What if academics interacted as much as students?
Design is helping to power academia for the future.
University students love open, social spaces, and universities themselves are seeing the benefits of more collaborative, dynamic and space-efficient workplaces. But the challenges for academics – like noise, confidentiality, security and status – remain the same. Academics need to do deep, focused, individual work without disruption.
The average person does 10 different work activities in a given day, many of which aren’t suited for a private office.
EFFICIENCY VERSUS CREATIVITY
What’s prompting universities to seek out new models for the academic workplace? Is the open model simply about saving space? Or is there a benefit beyond that – like greater interaction and more sharing of ideas?
A deeper driver is universities’ new emphasis on collaborative research, especially with industry, which requires more dynamic collaboration skills to create relationships and partnerships.
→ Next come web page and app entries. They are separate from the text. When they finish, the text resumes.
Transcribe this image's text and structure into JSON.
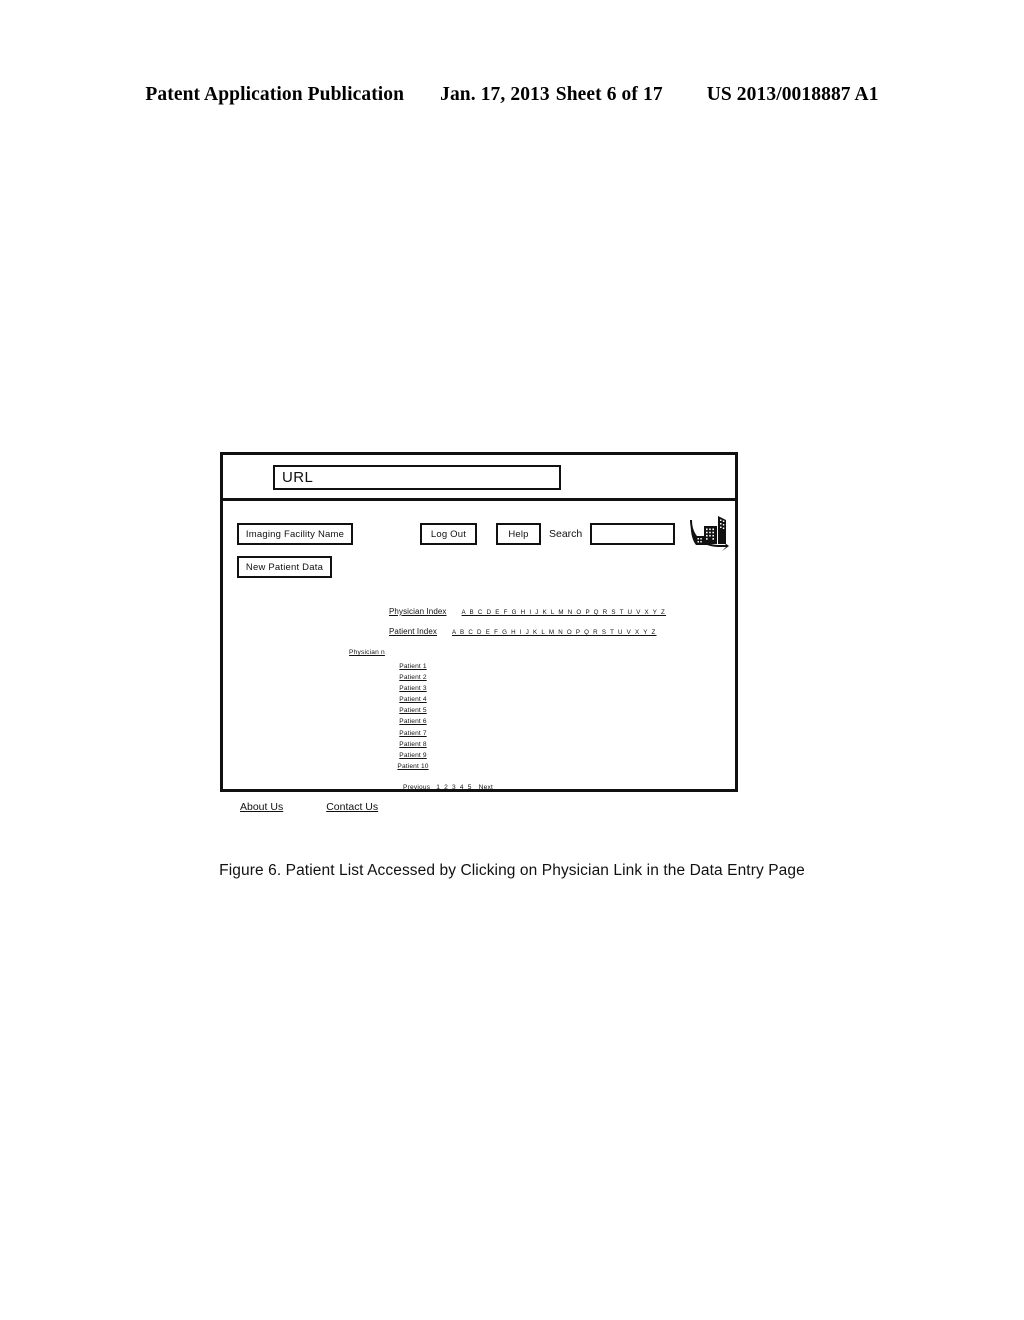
{
  "patent_header": {
    "title": "Patent Application Publication",
    "date": "Jan. 17, 2013",
    "sheet": "Sheet 6 of 17",
    "publication_number": "US 2013/0018887 A1"
  },
  "browser": {
    "url_value": "URL"
  },
  "toolbar": {
    "facility_button": "Imaging Facility Name",
    "new_patient_button": "New Patient Data",
    "logout_button": "Log Out",
    "help_button": "Help",
    "search_label": "Search",
    "search_value": "",
    "logo_name": "imaging-facility-logo"
  },
  "indexes": {
    "physician_label": "Physician Index",
    "physician_alphabet": "A B C D E F G H I J K L M N O P Q R S T U V X Y Z",
    "patient_label": "Patient Index",
    "patient_alphabet": "A B C D E F G H I J K L M N O P Q R S T U V X Y Z"
  },
  "physician_heading": "Physician n",
  "patients": [
    "Patient 1",
    "Patient 2",
    "Patient 3",
    "Patient 4",
    "Patient 5",
    "Patient 6",
    "Patient 7",
    "Patient 8",
    "Patient 9",
    "Patient 10"
  ],
  "pagination": {
    "previous": "Previous",
    "pages": [
      "1",
      "2",
      "3",
      "4",
      "5"
    ],
    "next": "Next"
  },
  "footer": {
    "about_us": "About Us",
    "contact_us": "Contact Us"
  },
  "caption": "Figure 6.  Patient List Accessed by Clicking on  Physician Link in the Data Entry Page",
  "colors": {
    "ink": "#111111",
    "page_background": "#ffffff"
  }
}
These activities need new kinds of supportive spaces that still allow for the deep, individual, focused work that remains important.
“I run into people every day now that I would have seen maybe once a year.”
Head of Studies, QUT Creative Industries
“The building is fantastic, so staff were willing to compromise on office space for other benefits – views, location, ambience.”
Chair, Project Control Group, Advanced Engineering Building, University of Queensland
BETTER FOR EVERYONE
Our research found that space efficiency is not necessarily the point of academic workplace change.
A redistribution of space creates a more engaging workplace for everyone, but it starts with more involvement from academics. Ask them to contribute opinions and needs. Let them ‘try before they buy’. And create an environment where everyone can work the way they need to.